Notre tâche d’analyste se bornera donc à rappeler le plus brièvement possible à nos lecteurs ce qu’ils savent aussi bien que nous. Psyché, fille du roi de Lesbos, est douée d’une beauté telle que Vénus elle-même en conçoit de la jalousie. La perte de Psyché est résolue, l’oracle a parlé, et la rivale de Vénus est conduite sur la cime d’un rocher pour y devenir la proie d’un monstre, ou, suivant la variante du nouvel opéra, pour être précipitée dans les flots. Mais Éros, ou, si vous le préférez, l’Amour, dont Éros est le nom grec, a vu Psyché et a conçu pour elle une passion extravagante. Il veut l’arracher à la vengeance de sa mère, et il commande à Zéphire d’aller la chercher sur son rocher et de la transporter dans un séjour magique où il ira l’attendre pour l’épouser en secret. Malheureusement, Mercure, chargé de la procuration de Vénus, vient contrecarrer les projets d’Éros, et lui annonce que, pour ne pas trop le chagriner, sa mère consent à ce qu’il épouse Psyché, mais à la condition qu’il ne se montrera jamais à elle et qu’elle appartiendra aux divinités infernales dès l’instant où elle aura vu ses traits. Éros jure par le Styx d’observer la consigne maternelle, et se livre au bonheur d’aimer et d’être aimé dans l’ombre. Cependant, Vénus n’a pas lâché sa proie, et par les instigations de son émissaire Mercure, les deux sœurs de Psyché, que celle-ci a fait venir auprès d’elle et qui portent envie à sa beauté non moins qu’à son bonheur, la décident aisément à profiter du sommeil de son mari pour faire connaissance avec son visage. À peine a-t-elle cédé aux suggestions de ses sœurs qu’Éros disparaît, et qu’elle est elle-même rejetée de son splendide palais pour aller végéter dans un coin obscur de la Grèce. Toutefois, ce n’est pas encore le royaume de Pluton ; et il y a cette petite différence entre la fable et le troisième acte de l’opéra-comique, que la punition de Psyché est ajournée jusqu’au premier baiser de son mari, qui ne se fait pas longtemps attendre. Psyché meurt dans les bras d’Éros ; mais Jupiter, touché des plaintes du dieu de Cythère, la ressuscite presque aussitôt et l’admet aux honneurs de l’Olympe.

Il est trop évident que cette pièce n’a pas coûté de grands frais d’imagination à ses auteurs, car il n’y a pas jusqu’aux sœurs de Psyché et à leurs prétendants, amoureux de cette princesse, qui ne se retrouvent dans La Fontaine et dans Molière. Le seul personnage en apparence nouveau, Mercure, tient la place de Vénus qui ne paraît pas. N’en pourrait-on pas dire autant de la finesse des intentions, de l’esprit du dialogue ? Tout cela est remplacé par une mise en scène splendide, par des décorations et des costumes d’un goût et d’une richesse infinis, par des danses animées et par des machines qu’on croirait empruntées au grand Opéra.

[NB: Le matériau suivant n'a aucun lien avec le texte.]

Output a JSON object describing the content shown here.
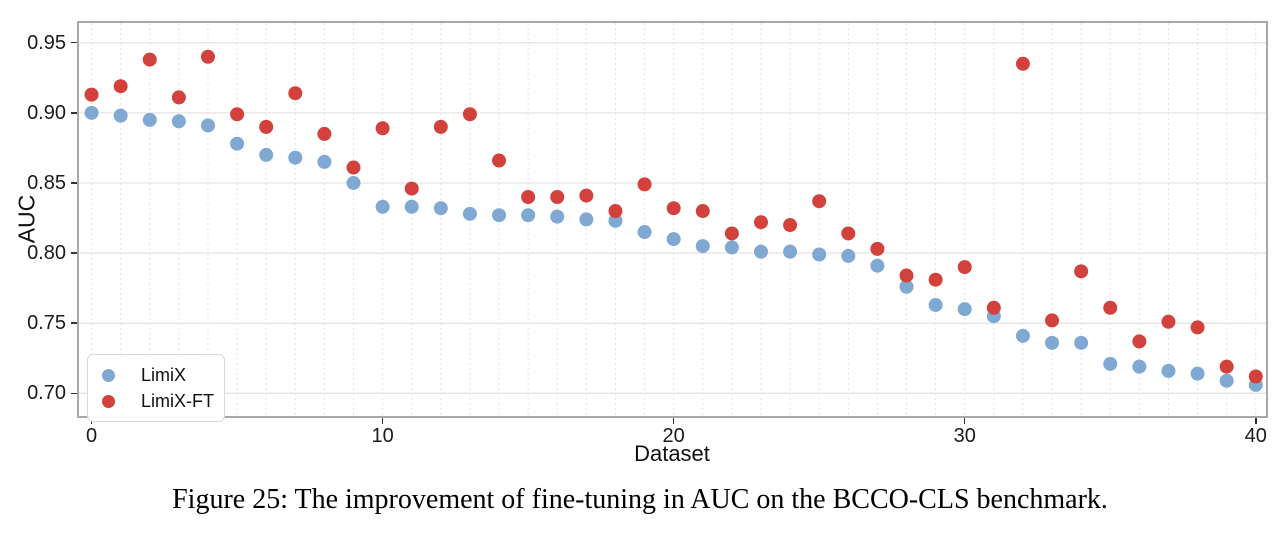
{
  "figure": {
    "caption": "Figure 25: The improvement of fine-tuning in AUC on the BCCO-CLS benchmark."
  },
  "chart_data": {
    "type": "scatter",
    "title": "",
    "xlabel": "Dataset",
    "ylabel": "AUC",
    "x": [
      0,
      1,
      2,
      3,
      4,
      5,
      6,
      7,
      8,
      9,
      10,
      11,
      12,
      13,
      14,
      15,
      16,
      17,
      18,
      19,
      20,
      21,
      22,
      23,
      24,
      25,
      26,
      27,
      28,
      29,
      30,
      31,
      32,
      33,
      34,
      35,
      36,
      37,
      38,
      39,
      40
    ],
    "series": [
      {
        "name": "LimiX",
        "color": "#7fa8d2",
        "values": [
          0.9,
          0.898,
          0.895,
          0.894,
          0.891,
          0.878,
          0.87,
          0.868,
          0.865,
          0.85,
          0.833,
          0.833,
          0.832,
          0.828,
          0.827,
          0.827,
          0.826,
          0.824,
          0.823,
          0.815,
          0.81,
          0.805,
          0.804,
          0.801,
          0.801,
          0.799,
          0.798,
          0.791,
          0.776,
          0.763,
          0.76,
          0.755,
          0.741,
          0.736,
          0.736,
          0.721,
          0.719,
          0.716,
          0.714,
          0.709,
          0.706
        ]
      },
      {
        "name": "LimiX-FT",
        "color": "#d2413c",
        "values": [
          0.913,
          0.919,
          0.938,
          0.911,
          0.94,
          0.899,
          0.89,
          0.914,
          0.885,
          0.861,
          0.889,
          0.846,
          0.89,
          0.899,
          0.866,
          0.84,
          0.84,
          0.841,
          0.83,
          0.849,
          0.832,
          0.83,
          0.814,
          0.822,
          0.82,
          0.837,
          0.814,
          0.803,
          0.784,
          0.781,
          0.79,
          0.761,
          0.935,
          0.752,
          0.787,
          0.761,
          0.737,
          0.751,
          0.747,
          0.719,
          0.712
        ]
      }
    ],
    "xticks": [
      0,
      10,
      20,
      30,
      40
    ],
    "yticks": [
      0.7,
      0.75,
      0.8,
      0.85,
      0.9,
      0.95
    ],
    "xlim": [
      -0.5,
      40.42
    ],
    "ylim": [
      0.6824,
      0.9655
    ],
    "grid": true,
    "legend_position": "lower-left",
    "marker_radius": 7,
    "grid_color_h": "#e5e5e5",
    "grid_color_v": "#e2e2e2"
  }
}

La partition de M. Ambroise Thomas a dû subir l’influence du libretto. Son défaut principal tient à la monotonie et à l’indécision du texte, mais il est racheté par l’élévation et la pureté du style, par une extrême richesse d’harmonie, et par un certain nombre d’inspirations charmantes ; plusieurs morceaux, et notamment les chœurs, portent le cachet du talent incontestable de l’auteur du Caïd et du Songe d’une nuit d’été.

Nous citerons, entre autres choses, au premier acte, l’introduction mystérieuse, où les violons en sourdine accompagnent une charmante phrase dite par les instruments à vent ; l’invocation à Vénus, excellente de tous points ; la mélodie chantée par Éros dans la coulisse, sans autre accompagnement que la harpe et le cor, sur un chœur à bouche fermée dont l’effet est des plus vaporeux ; l’air de Mercure : Des dieux je suis le messager, dont l’allegro est plein de vivacité et de franchise ; la romance de Psyché qu’on a fait redire, et dans laquelle on distingue un très-gracieux dessin d’orchestre, où le pizzicato des violons se marie à merveille aux arpèges de la harpe et à quelques notes discrètes des instruments à vent ; un très-joli quatuor parfaitement dialogué et fort bien approprié au genre de l’opéra-comique ; enfin, un duo entre Éros et Psyché, suivi d’un large et majestueux finale, tout à fait dans le grand style.

Le deuxième acte s’ouvre sur un chœur de divinités champêtres qui est un des joyaux de la partition et qui a été redemandé avec enthousiasme. Ce chœur s’enchaîne avec l’air de bravoure obligé d’Éros, morceau d’étude hérissé de roulades et de vocalises. Les couplets de Mercure, très-simples, viennent former un heureux contraste que le public n’a pas laissé échapper sans l’applaudir. Le chœur qui précède l’entrée de Psyché emploie encore les harpes avec beaucoup de charme ; nous devons aussi des éloges aux traits de violon qui alternent avec les phrases du récitatif de l’air suivant, dont l’allegro agitato ne nous a pas paru répondre à ce brillant début. En revanche, nous ne trouvons rien de plus gracieux et de plus mélodique que le duo d’Éros et de Psyché, terminé par un smorzando de l’effet le plus suave. Nous avons dit que les chœurs étaient généralement très-réussis ; ceux de la fête des fiançailles, enjolivés de danses, ne font pas exception. Que ne pouvons-nous en dire autant de la chanson bachique de Mercure, qui nous a semblé des plus vulgaires.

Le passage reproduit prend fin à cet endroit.